Celebrating Nurses Top Honorees: Jo-Anne Booker, St. Joseph's Hospital
A nurturer by nature
For Celebrating Nurses
Sunday, May 03, 2009
Can braiding a patient’s hair help her heal? It can, and it did for Libby Morley, a patient who spent months in the St. Joseph’s Hospital intensive care unit in the care of Jo-Anne Booker, RN.
Morley had mentioned that the nurse’s braids reminded her of her mother’s beautiful hair, so one afternoon after her shift Booker was determined to braid Morley’s hair.
“What I didn’t know at the time was that she was using the excuse of braiding my hair to force me into sitting in that chair. And it worked,” Morley said. “Her nursing instincts are ingrained.
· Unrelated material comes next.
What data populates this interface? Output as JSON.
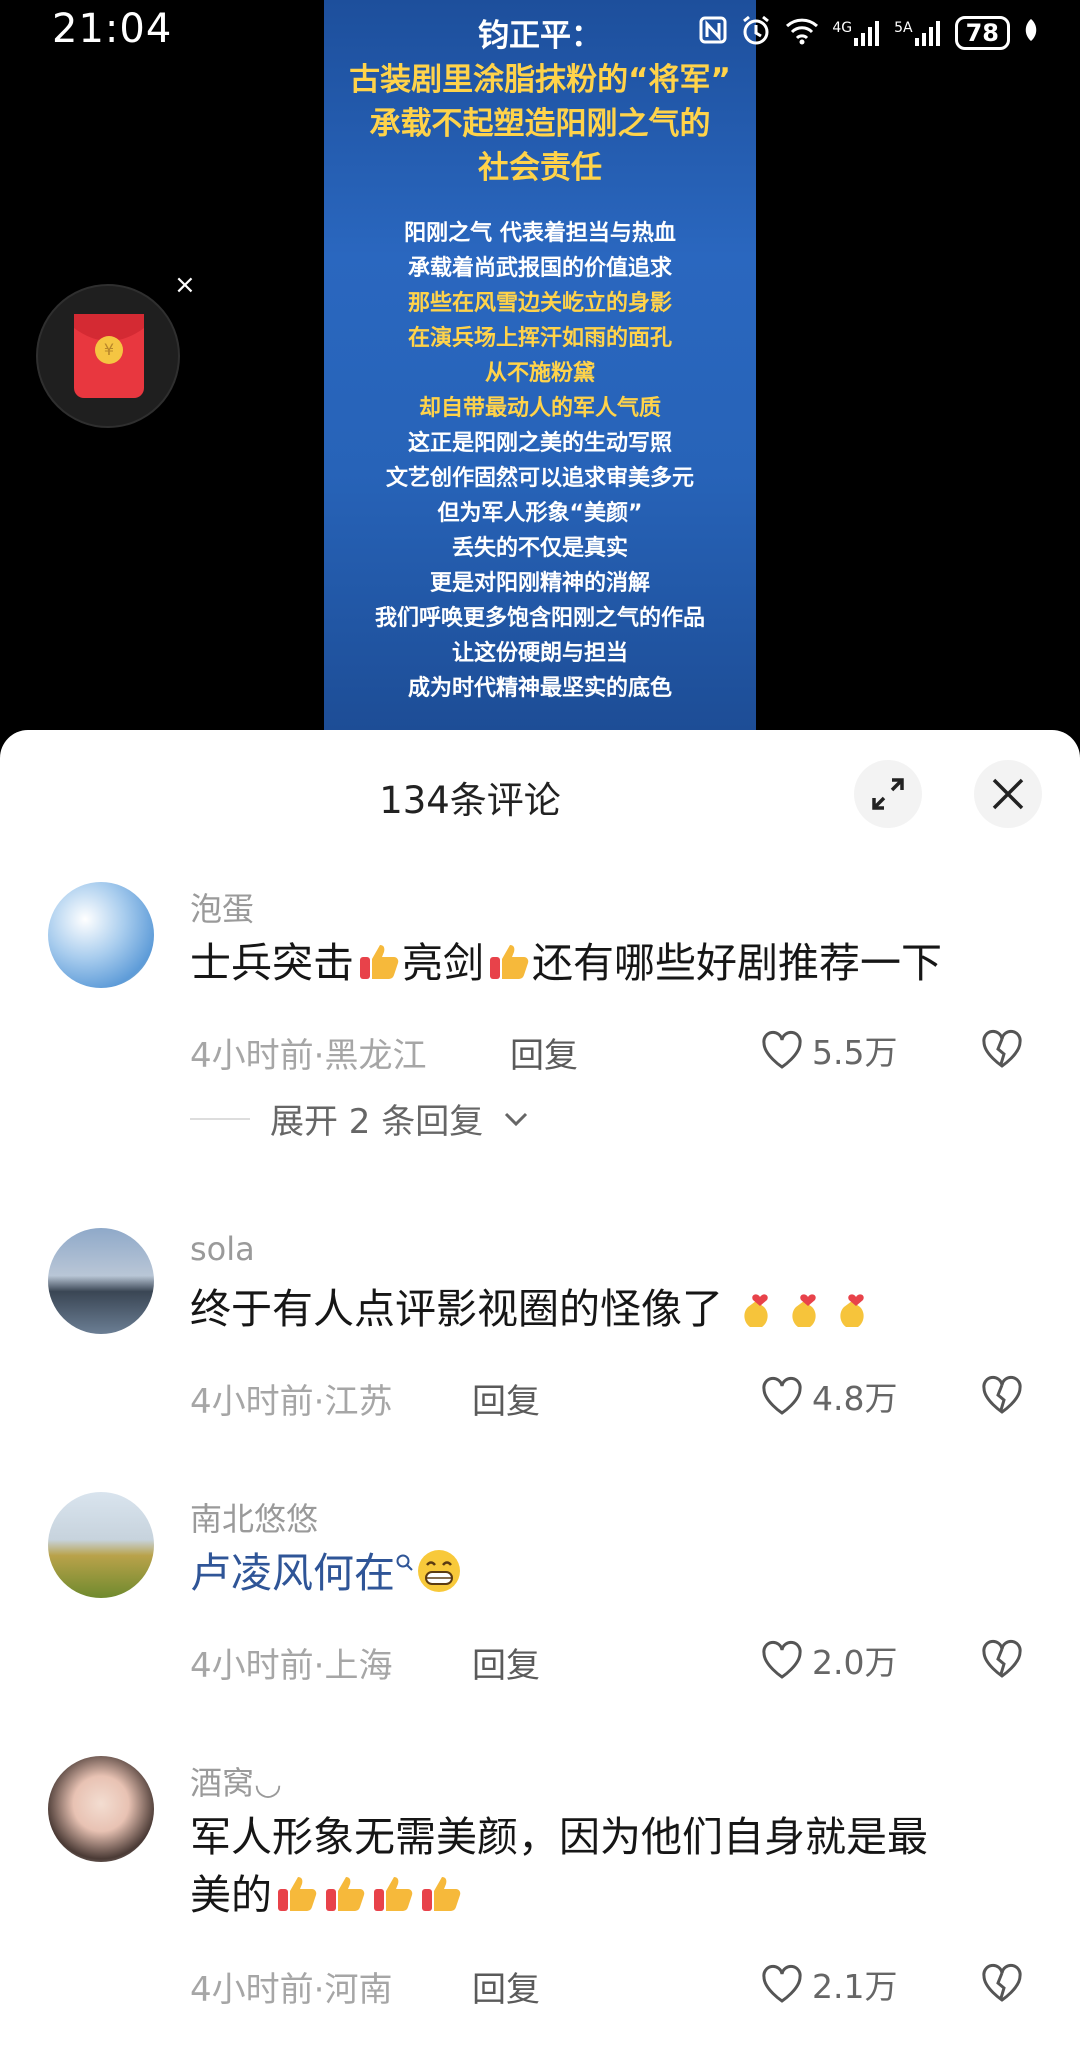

By nature, Jo-Anne Booker is one of the most nurturing and caring people we’ve ever known.”
Booker, 50, knows that nursing is as much about forming good relationships as it is about clinical skills.
“You have to get close enough to your patients and their families to find out what’s important to them, and then you try and incorporate that into your care,” she said. “I encourage patients and their families to bring meaningful pictures into the hospital room, and I listen and ask questions.”
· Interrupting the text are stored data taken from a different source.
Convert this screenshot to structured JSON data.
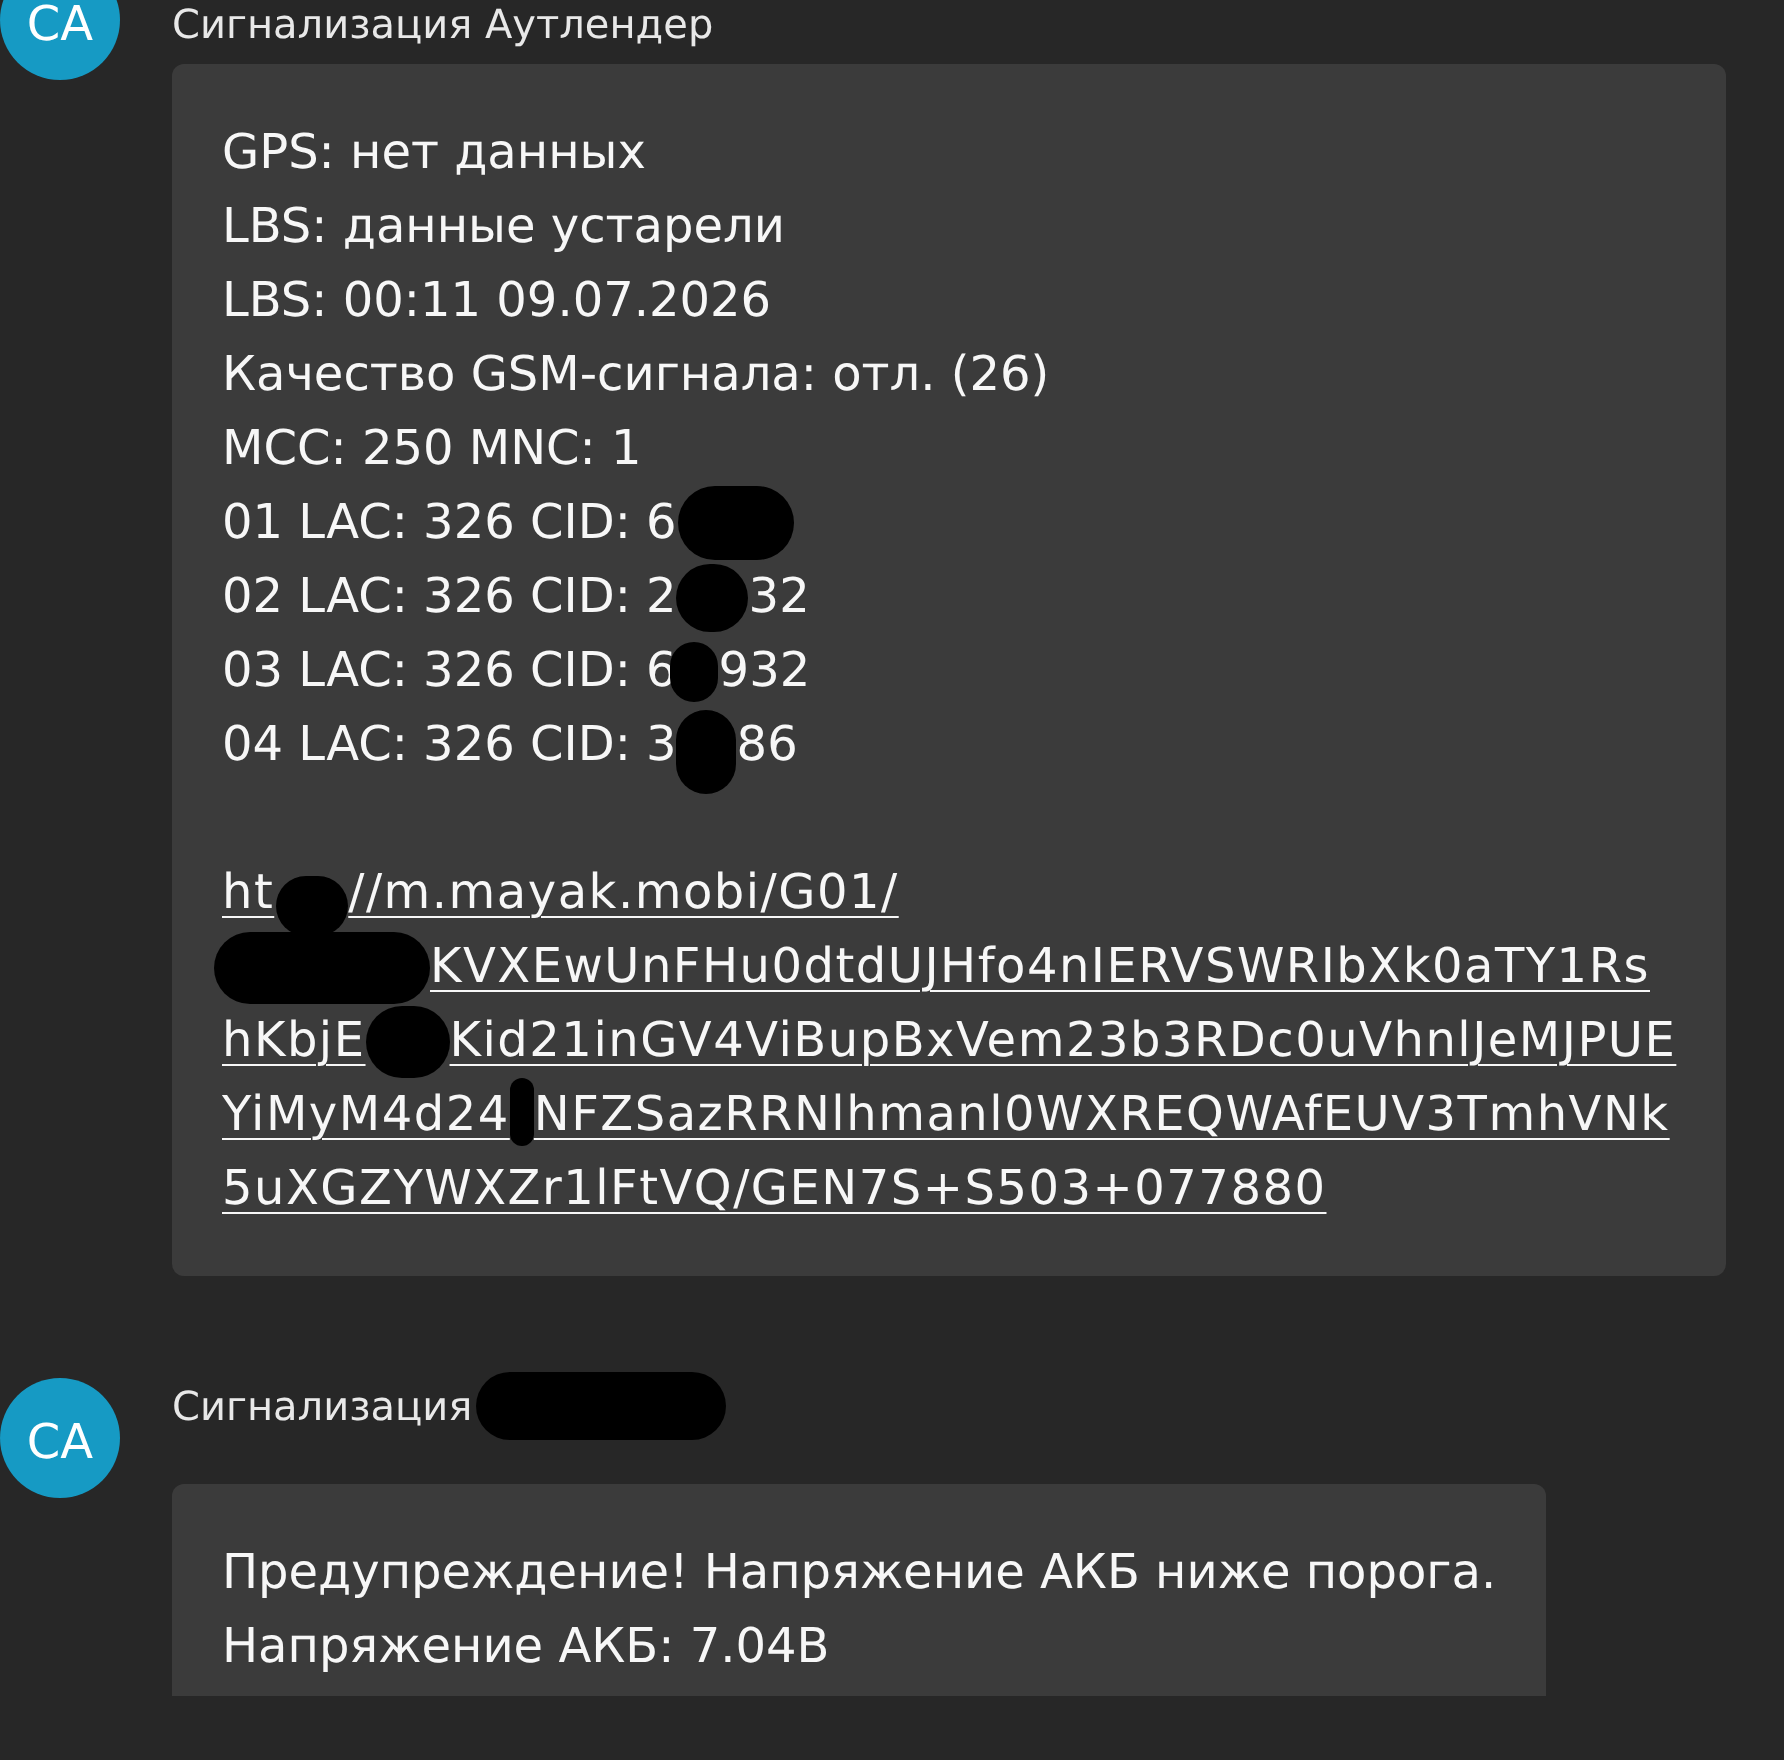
{
  "messages": [
    {
      "avatar": "СА",
      "sender": [
        {
          "kind": "text",
          "text": "Сигнализация Аутлендер"
        }
      ],
      "lines": [
        [
          {
            "kind": "text",
            "text": "GPS: нет данных"
          }
        ],
        [
          {
            "kind": "text",
            "text": "LBS: данные устарели"
          }
        ],
        [
          {
            "kind": "text",
            "text": "LBS: 00:11 09.07.2026"
          }
        ],
        [
          {
            "kind": "text",
            "text": "Качество GSM-сигнала: отл. (26)"
          }
        ],
        [
          {
            "kind": "text",
            "text": "MCC: 250 MNC: 1"
          }
        ],
        [
          {
            "kind": "text",
            "text": "01 LAC: 326 CID: 6"
          },
          {
            "kind": "redaction"
          }
        ],
        [
          {
            "kind": "text",
            "text": "02 LAC: 326 CID: 2"
          },
          {
            "kind": "redaction"
          },
          {
            "kind": "text",
            "text": "32"
          }
        ],
        [
          {
            "kind": "text",
            "text": "03 LAC: 326 CID: 6"
          },
          {
            "kind": "redaction"
          },
          {
            "kind": "text",
            "text": "932"
          }
        ],
        [
          {
            "kind": "text",
            "text": "04 LAC: 326 CID: 3"
          },
          {
            "kind": "redaction"
          },
          {
            "kind": "text",
            "text": "86"
          }
        ]
      ],
      "link_lines": [
        [
          {
            "kind": "text",
            "text": "ht"
          },
          {
            "kind": "redaction"
          },
          {
            "kind": "text",
            "text": "//m.mayak.mobi/G01/"
          }
        ],
        [
          {
            "kind": "redaction"
          },
          {
            "kind": "text",
            "text": "KVXEwUnFHu0dtdUJHfo4nIERVSWRIbXk0aTY1Rs"
          }
        ],
        [
          {
            "kind": "text",
            "text": "hKbjE"
          },
          {
            "kind": "redaction"
          },
          {
            "kind": "text",
            "text": "Kid21inGV4ViBupBxVem23b3RDc0uVhnlJeMJPUE"
          }
        ],
        [
          {
            "kind": "text",
            "text": "YiMyM4d24"
          },
          {
            "kind": "redaction"
          },
          {
            "kind": "text",
            "text": "NFZSazRRNlhmanl0WXREQWAfEUV3TmhVNk"
          }
        ],
        [
          {
            "kind": "text",
            "text": "5uXGZYWXZr1lFtVQ/GEN7S+S503+077880"
          }
        ]
      ]
    },
    {
      "avatar": "СА",
      "sender": [
        {
          "kind": "text",
          "text": "Сигнализация"
        },
        {
          "kind": "redaction"
        }
      ],
      "lines": [
        [
          {
            "kind": "text",
            "text": "Предупреждение! Напряжение АКБ ниже порога."
          }
        ],
        [
          {
            "kind": "text",
            "text": "Напряжение АКБ: 7.04В"
          }
        ]
      ]
    }
  ]
}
Booker can’t remember when she wasn’t nursing someone. Growing up in Trinidad and in Brooklyn, N.Y., she took care of friends in the neighborhood. She worked as a nursing assistant while attending nursing school and landed a job in critical care when she graduated in 1982.
“People come in with multiple problems and my goal is always to make a tough situation as easy as possible,” Booker said. “You work toward a level of comfort so that people know they can trust you.”
Sometimes Booker cries with patients’ families. Other times she gets the joy of seeing a patient such as Morley overcome obstacles to feel well again.
“She had great family involvement with her care, and I’m just a sucker for love,” Booker said. “I love helping my patients and my co-workers. I enjoy going to work, and I can’t imagine doing anything else.”